Photo Credit: Warner Bros. Pictures
Visit the film’s official website!
Broadway musicals do not always translate well to the movie screen. Screen versions of musicals directed by Clint Eastwood stand even less of a chance of translating well to the screen. Some work, some don’t: Moulin Rouge was amazing; the Footloose reboot pretty awful; I thought (and still think) Rob Marshall’s Chicago was hopelessly overrated. The best musicals, frankly, come from animation studios or Bollywood. Not the house that Dirty Harry built.
His vision of Jersey Boys sings and dances – but only just so. Eastwood is more concerned with the human drama behind the songs . . . which (and this is no fault of his) is remarkably superficial, even for a song-n-dance extravaganza staged for the express purpose of utilizing 60s juke box hits. There just isn’t much ‘there’ there.
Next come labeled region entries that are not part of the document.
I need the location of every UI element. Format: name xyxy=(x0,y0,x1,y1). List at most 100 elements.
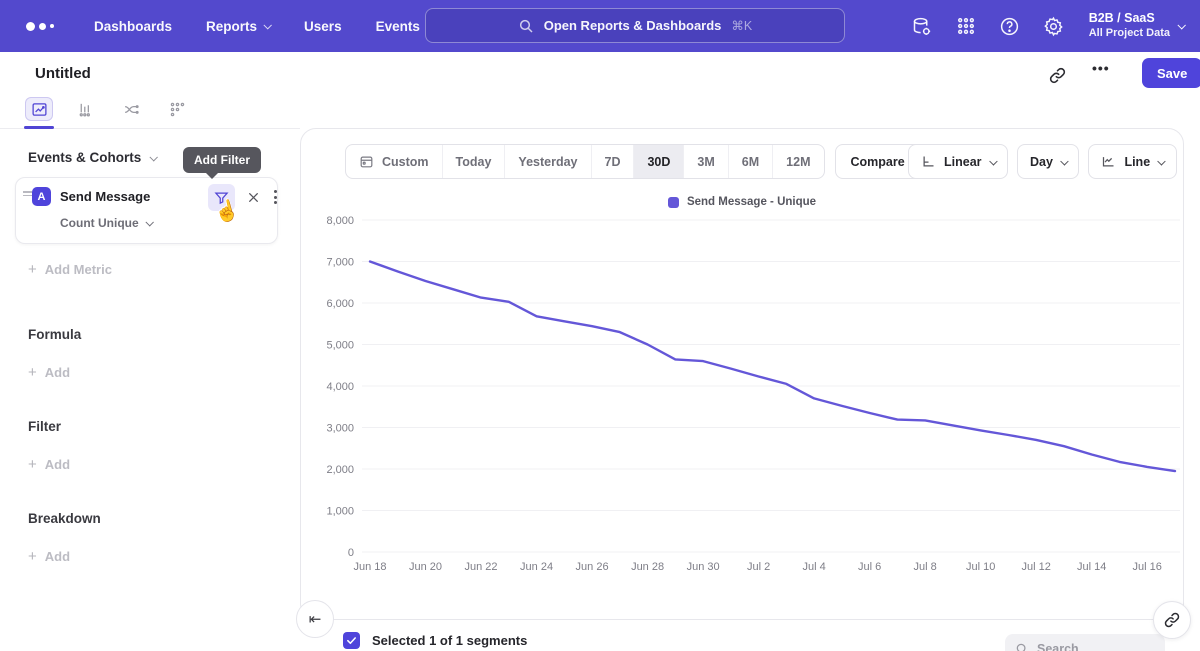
apps-grid-icon[interactable] xyxy=(955,15,977,37)
mixpanel-logo-icon[interactable] xyxy=(26,21,66,31)
flows-icon xyxy=(124,104,139,114)
data-connections-icon[interactable] xyxy=(911,15,933,37)
metric-aggregation-select[interactable]: Count Unique xyxy=(60,216,154,230)
events-cohorts-header[interactable]: Events & Cohorts xyxy=(28,150,159,165)
report-type-tabs xyxy=(0,98,300,129)
date-range-12m[interactable]: 12M xyxy=(772,145,823,178)
settings-gear-icon[interactable] xyxy=(1043,15,1065,37)
add-filter-button[interactable] xyxy=(208,184,235,211)
svg-text:Jun 28: Jun 28 xyxy=(631,561,664,573)
line-chart[interactable]: 0 1,000 2,000 3,000 4,000 5,000 6,000 7,000 8,00… xyxy=(300,212,1184,584)
tab-bars[interactable] xyxy=(72,98,98,120)
line-chart-icon xyxy=(1103,157,1114,167)
chart-card xyxy=(300,128,1184,620)
more-options-icon[interactable]: ••• xyxy=(1092,60,1110,76)
svg-text:4,000: 4,000 xyxy=(326,381,354,393)
section-title-filter: Filter xyxy=(28,419,62,434)
svg-text:1,000: 1,000 xyxy=(326,506,354,518)
plus-icon: + xyxy=(28,548,37,565)
chart-legend[interactable]: Send Message - Unique xyxy=(300,196,1184,208)
metric-letter-badge: A xyxy=(32,187,51,206)
tab-flows[interactable] xyxy=(118,98,144,120)
nav-item-reports[interactable]: Reports xyxy=(206,19,272,34)
svg-text:0: 0 xyxy=(348,547,354,559)
add-formula-button[interactable]: + Add xyxy=(28,364,71,381)
share-link-button[interactable] xyxy=(1153,601,1191,639)
chevron-down-icon xyxy=(1177,21,1186,30)
collapse-sidebar-button[interactable]: ⇤ xyxy=(296,600,334,638)
segments-search-input[interactable]: Search xyxy=(1005,634,1165,651)
chevron-down-icon xyxy=(145,218,154,227)
section-title-formula: Formula xyxy=(28,327,82,342)
add-breakdown-button[interactable]: + Add xyxy=(28,548,71,565)
segments-row: Selected 1 of 1 segments xyxy=(343,632,527,649)
chart-type-select[interactable]: Line xyxy=(1088,144,1177,179)
date-range-today[interactable]: Today xyxy=(441,145,505,178)
chevron-down-icon xyxy=(1060,156,1069,165)
nav-item-events[interactable]: Events xyxy=(375,18,420,34)
plus-icon: + xyxy=(28,364,37,381)
copy-link-icon[interactable] xyxy=(1044,62,1070,88)
title-bar: Untitled ••• Save xyxy=(0,52,1200,98)
nav-item-users[interactable]: Users xyxy=(304,18,342,34)
date-range-yesterday[interactable]: Yesterday xyxy=(504,145,590,178)
events-cohorts-label: Events & Cohorts xyxy=(28,150,142,165)
svg-text:Jun 22: Jun 22 xyxy=(465,561,498,573)
plus-icon: + xyxy=(28,261,37,278)
linear-axis-icon xyxy=(923,156,934,167)
date-toolbar: Custom Today Yesterday 7D 30D 3M 6M 12M Compare… xyxy=(345,144,966,179)
help-icon[interactable] xyxy=(999,15,1021,37)
add-filter-button[interactable]: + Add xyxy=(28,456,71,473)
granularity-select[interactable]: Day xyxy=(1017,144,1080,179)
metric-more-options-icon[interactable] xyxy=(268,186,282,208)
save-button[interactable]: Save xyxy=(1142,58,1200,88)
section-title-breakdown: Breakdown xyxy=(28,511,101,526)
report-title[interactable]: Untitled xyxy=(35,65,91,82)
view-controls: Linear Day Line xyxy=(908,144,1177,179)
date-range-custom[interactable]: Custom xyxy=(346,145,442,178)
search-icon xyxy=(519,19,533,33)
tab-insights[interactable] xyxy=(24,98,54,129)
chart-type-label: Line xyxy=(1124,154,1151,169)
svg-text:Jun 20: Jun 20 xyxy=(409,561,442,573)
link-icon xyxy=(1164,612,1180,628)
svg-text:8,000: 8,000 xyxy=(326,215,354,227)
remove-metric-button[interactable] xyxy=(243,187,263,207)
svg-text:Jul 14: Jul 14 xyxy=(1077,561,1106,573)
drag-handle-icon[interactable] xyxy=(23,191,32,197)
segments-search-placeholder: Search xyxy=(1037,642,1079,651)
svg-text:Jul 6: Jul 6 xyxy=(858,561,881,573)
date-range-6m[interactable]: 6M xyxy=(727,145,772,178)
check-icon xyxy=(347,637,356,645)
legend-label: Send Message - Unique xyxy=(686,196,817,208)
filter-funnel-icon xyxy=(214,192,229,205)
chevron-down-icon xyxy=(1157,156,1166,165)
search-shortcut: ⌘K xyxy=(731,19,753,33)
segments-checkbox[interactable] xyxy=(343,632,360,649)
date-range-7d[interactable]: 7D xyxy=(590,145,634,178)
scale-select[interactable]: Linear xyxy=(908,144,1009,179)
global-search[interactable]: Open Reports & Dashboards ⌘K xyxy=(425,8,845,43)
svg-text:Jul 16: Jul 16 xyxy=(1133,561,1162,573)
metric-aggregation-label: Count Unique xyxy=(60,216,139,230)
calendar-icon xyxy=(360,156,373,168)
svg-text:Jul 10: Jul 10 xyxy=(966,561,995,573)
date-range-segmented-control: Custom Today Yesterday 7D 30D 3M 6M 12M xyxy=(345,144,825,179)
add-filter-tooltip: Add Filter xyxy=(183,147,261,179)
nav-item-dashboards[interactable]: Dashboards xyxy=(94,18,173,34)
add-metric-button[interactable]: + Add Metric xyxy=(28,261,112,278)
date-range-30d[interactable]: 30D xyxy=(633,145,684,178)
chevron-down-icon xyxy=(989,156,997,165)
segments-selected-label: Selected 1 of 1 segments xyxy=(372,633,528,648)
svg-text:5,000: 5,000 xyxy=(326,340,354,352)
project-switcher[interactable]: B2B / SaaS All Project Data xyxy=(1088,11,1186,40)
bar-chart-icon xyxy=(79,103,90,116)
plus-icon: + xyxy=(28,456,37,473)
granularity-label: Day xyxy=(1030,154,1053,169)
tab-retention[interactable] xyxy=(164,98,190,120)
date-range-3m[interactable]: 3M xyxy=(683,145,727,178)
metric-event-name[interactable]: Send Message xyxy=(60,189,151,204)
project-name: B2B / SaaS xyxy=(1088,11,1155,26)
retention-grid-icon xyxy=(170,102,184,116)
It’s the standard Behind the Music expose, showing whose ego or love story got in the way of the band’s success, and who really deserves the blame for extinguishing the success that could have been. Eastwood doesn’t seem very interested in telling the real tale – which is why creative types let noncreative impulses destroy them. It’s also much too long at 134 minutes – the same problem Eastwood had with his ill-fated J. Edgar.
Watchable, but instantly forgettable.